20 minute pause on reboot
-
I have two packages installed (NUT and pfBlockerNG). It doesn't appear to matter which is enabled. My testing with a single package was with NUT. pfBlockerNG was completely removed prior to the tests.
Is there a package you would consider safe that you prefer I test with? I'd like something relatively easy to clean up if possible as this is a non-vm production install.
-
I had this problem with 2.2 alpha a few months ago, I don't remember what I did to fix it. I just tested this and it works now, and rebooted normally after update and reboot.
Avahi Network Management 0.6.31 pkg v1.09
Cron Services 0.1.8
nmap Security nmap-6.47 pkg v1.3
ntopng Network Management 1.2.1 v0.2
Open-VM-Tools Services 1280544_9
pfBlockerNG Firewall Current: 0.99
Installed: 1.0
snort Security 2.9.7.0 pkg v3.2.1
System Patches System 1.0.2 -
anything other than nut would suffice as a test. nmap's an easy one that requires no config and would at least determine whether it's specific to having a package installed, or having nut installed. I suspect it's specific to nut.
-
I think you are correct. I installed nmap and removed NUT. The problem did not occur.
I submitted a patch to nut.inc in the bug tracking system do fix the NUT rc file. Could the firmware upgrade problem be related to the problem with NUT's rc file?
-
I need to do more testing to be 100% sure, but what I am currently thinking is that the problem occurs if anything gets in the way of successful package re-installation and activation.
This morning's fix to NUT solves the problem if the package manager is using the standard server. However, if a non standard package server is set and NUT cannot be re-installed, then the problem still occurs.
[The reason for the non-standard package server is that I'm beta testing pfBlockerNG and I had neglected to clear the server before the firmware update.]
-
So is it only during reboots where packages are reinstalled? Thought earlier it was every reboot.
-
Once it occurs, it's every reboot.
I believe that what causes it to occur is associated with package reinstall (or lack thereof) on reboot. However, once the problem starts, the 20 minute delay appears to happen every reboot until all packages are removed.

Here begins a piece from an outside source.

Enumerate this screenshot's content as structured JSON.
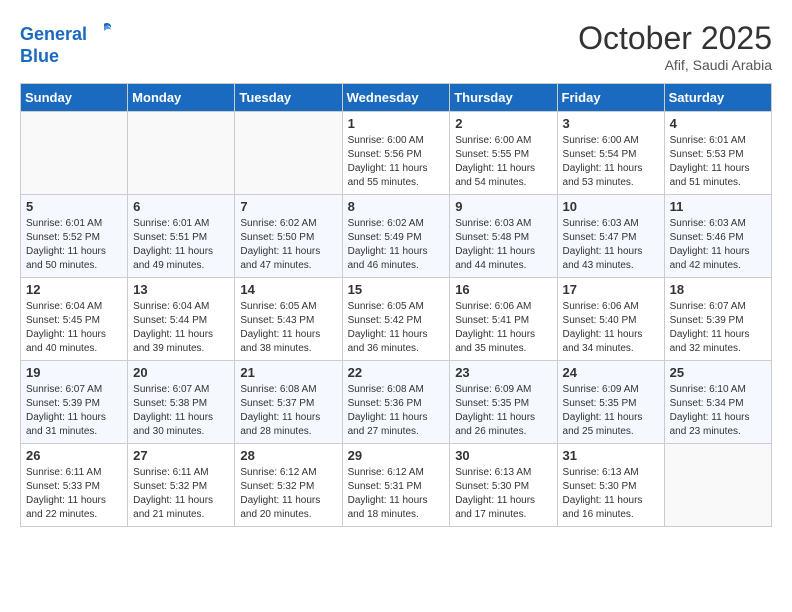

Still working on what exactly triggers it.
-
So, I have not had sufficient time to vigorously test to be 100% what certain what triggers the problem…

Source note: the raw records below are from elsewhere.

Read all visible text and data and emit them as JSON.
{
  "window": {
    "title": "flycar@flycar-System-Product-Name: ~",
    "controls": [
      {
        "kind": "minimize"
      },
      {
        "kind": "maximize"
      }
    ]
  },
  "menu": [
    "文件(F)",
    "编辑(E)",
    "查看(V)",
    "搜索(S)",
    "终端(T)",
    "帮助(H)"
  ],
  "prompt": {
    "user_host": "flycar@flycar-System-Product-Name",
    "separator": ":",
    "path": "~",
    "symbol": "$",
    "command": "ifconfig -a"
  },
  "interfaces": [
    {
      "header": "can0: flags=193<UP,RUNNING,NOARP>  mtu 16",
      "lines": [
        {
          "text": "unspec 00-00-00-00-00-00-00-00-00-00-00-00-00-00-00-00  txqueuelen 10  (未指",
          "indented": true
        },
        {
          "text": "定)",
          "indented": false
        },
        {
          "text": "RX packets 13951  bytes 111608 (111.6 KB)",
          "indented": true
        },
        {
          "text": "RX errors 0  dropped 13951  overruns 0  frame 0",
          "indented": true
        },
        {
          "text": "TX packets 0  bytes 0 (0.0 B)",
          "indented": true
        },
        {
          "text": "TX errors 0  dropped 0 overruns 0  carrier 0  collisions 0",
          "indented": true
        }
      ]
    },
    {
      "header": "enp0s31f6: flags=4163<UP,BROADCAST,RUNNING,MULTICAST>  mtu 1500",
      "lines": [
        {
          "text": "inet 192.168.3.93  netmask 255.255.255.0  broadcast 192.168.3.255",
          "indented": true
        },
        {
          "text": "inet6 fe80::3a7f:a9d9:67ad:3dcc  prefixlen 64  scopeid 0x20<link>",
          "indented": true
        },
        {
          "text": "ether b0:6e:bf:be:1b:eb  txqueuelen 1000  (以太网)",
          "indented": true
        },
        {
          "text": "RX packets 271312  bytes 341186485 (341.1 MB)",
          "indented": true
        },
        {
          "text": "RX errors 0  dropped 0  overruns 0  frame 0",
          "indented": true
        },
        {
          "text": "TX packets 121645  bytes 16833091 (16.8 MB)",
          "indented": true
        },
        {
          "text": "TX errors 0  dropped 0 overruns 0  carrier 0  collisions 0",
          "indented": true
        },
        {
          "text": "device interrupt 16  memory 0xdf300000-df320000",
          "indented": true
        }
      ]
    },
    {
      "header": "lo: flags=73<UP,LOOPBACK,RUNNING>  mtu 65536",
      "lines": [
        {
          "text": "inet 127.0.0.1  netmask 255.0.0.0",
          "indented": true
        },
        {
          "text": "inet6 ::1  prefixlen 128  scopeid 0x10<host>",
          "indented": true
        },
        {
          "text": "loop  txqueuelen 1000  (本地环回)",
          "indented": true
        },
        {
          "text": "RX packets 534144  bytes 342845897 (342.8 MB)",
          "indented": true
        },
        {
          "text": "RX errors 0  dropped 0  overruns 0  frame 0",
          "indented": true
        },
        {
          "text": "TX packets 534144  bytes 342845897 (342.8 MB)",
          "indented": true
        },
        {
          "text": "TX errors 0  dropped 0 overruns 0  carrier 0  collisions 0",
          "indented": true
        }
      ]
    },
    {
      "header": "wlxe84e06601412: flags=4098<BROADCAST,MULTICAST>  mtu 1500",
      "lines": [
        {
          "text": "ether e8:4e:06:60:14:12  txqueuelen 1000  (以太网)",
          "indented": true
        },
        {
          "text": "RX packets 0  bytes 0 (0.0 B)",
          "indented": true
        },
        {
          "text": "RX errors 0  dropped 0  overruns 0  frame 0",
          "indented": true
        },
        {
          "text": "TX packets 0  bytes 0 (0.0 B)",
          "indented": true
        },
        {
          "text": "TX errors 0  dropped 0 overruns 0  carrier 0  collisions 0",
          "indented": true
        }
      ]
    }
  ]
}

However, I currently have a system that experiences the 20 minute pause on each reboot. During the pause, the system will not route packets, DNS/DHCP do not function, and the web interface cannot be connected to. The system is responsive to ping and ssh. This is true regardless of whether it's the first reboot after install or subsequent reboots.
If I go in via ssh and look at top, the system is completely idle. If I choose "Restart webConfigurator" during the pause, the system will recover within a few seconds and complete the boot process normally.
Are there any file system contents that would be useful in diagnosing the problem? Things you would like me to check, either during a pause or after? I will try to leave the system in it's current state as long as possible.
More information:
At the point of the firmware upgrade, the status was as follows:
- Two packages installed: NUT and pfBlockerNG
- The package server was set to a non standard server (pfBlockerNG beta server)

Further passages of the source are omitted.